I smiled sweetly at them and shook hands with them when they stood and extended their arms over the rail. This took my mind off the fact that my face was as red as my hair (Nick seemed to have that effect on me a lot) and the fact that NICK KRIEGER HAD JUST CALLED ME HIS GIRLFRIEND!

“You let a girl beat you?” one of them asked Nick with a twinkle in his eye. I think he meant this to be charming. “Must be true love.”

If my face had turned red before, now it was probably turning purple. I was glad I couldn’t see it. At least my freckles were obscured for once.

“Oh, no sir,” Nick said. “I didn’t let her beat me. Hayden’s so much better than I am, she’s in a different league. She’s going pro soon.”

“Then why’d you challenge her?” Mr. Krieger asked. His words went along with the jovial banter of the moment. But behind the words, I heard his tone, the same bitter tone he’d used to talk about Nick when Doofus and I had crashed into his living room. He wanted Nick to win, no matter what, and Nick would hear about this again when he got home.

“Oh, he didn’t challenge me,” I piped up. “I challenged him, and Nick is always so supportive. He wants me to be the best I can be.” This was all the corporate lingo I knew.

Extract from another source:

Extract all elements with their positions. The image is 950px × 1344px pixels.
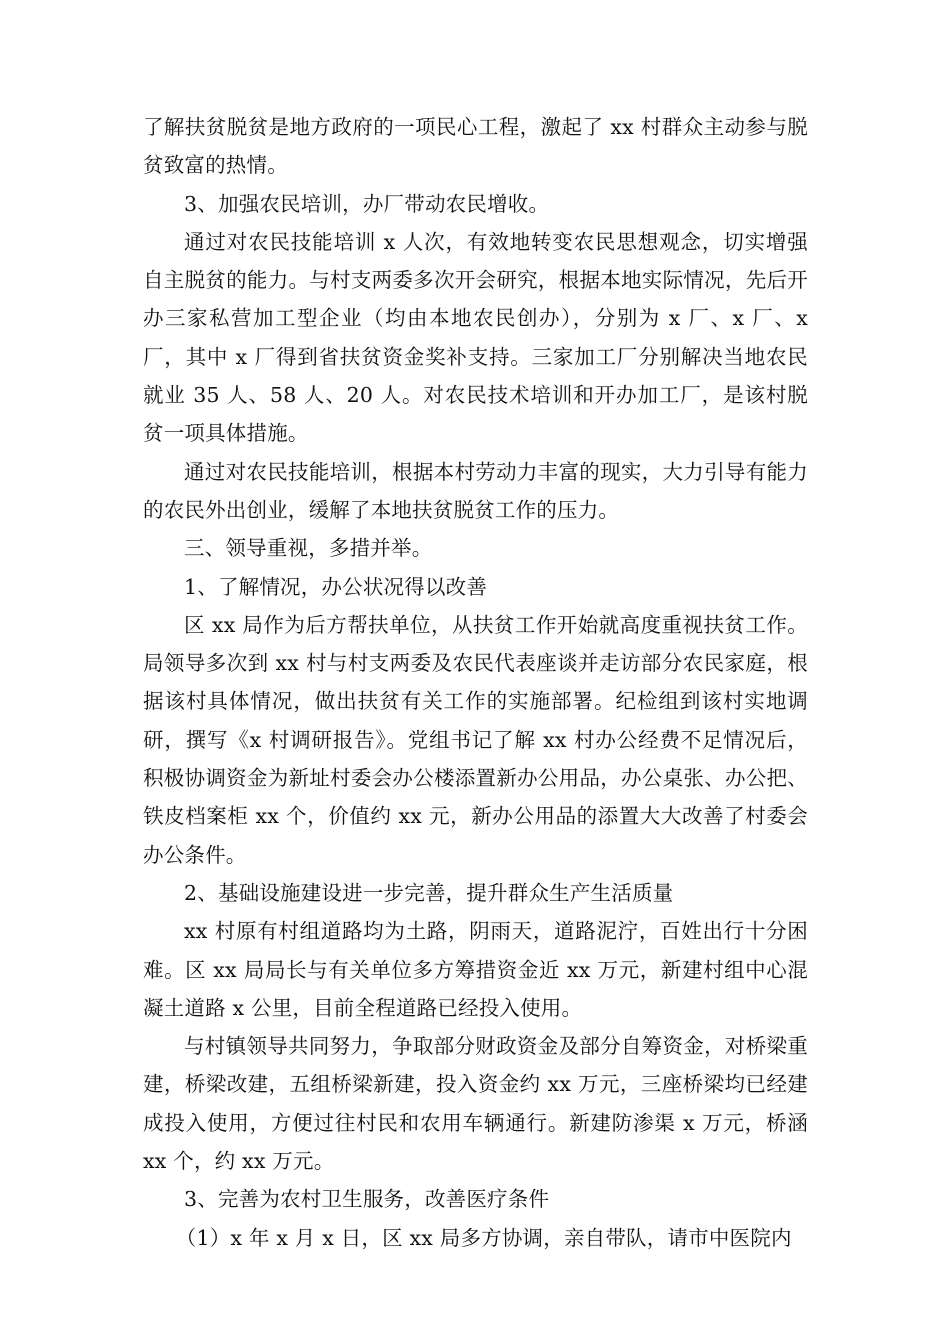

“But Mr. Jeter,” Nick said, “about it being true love, you’re absolutely right.” He turned to me.

He kissed me on the forehead.

In front of his father and two corporate partners.

“Nice to see you, gentlemen,” Nick said formally. Then he slid away. Rather than standing there dazed, I scrambled to follow him.

As soon as we were out of their earshot, he bent toward me. “Hayden! Good schmoozing!” he crowed.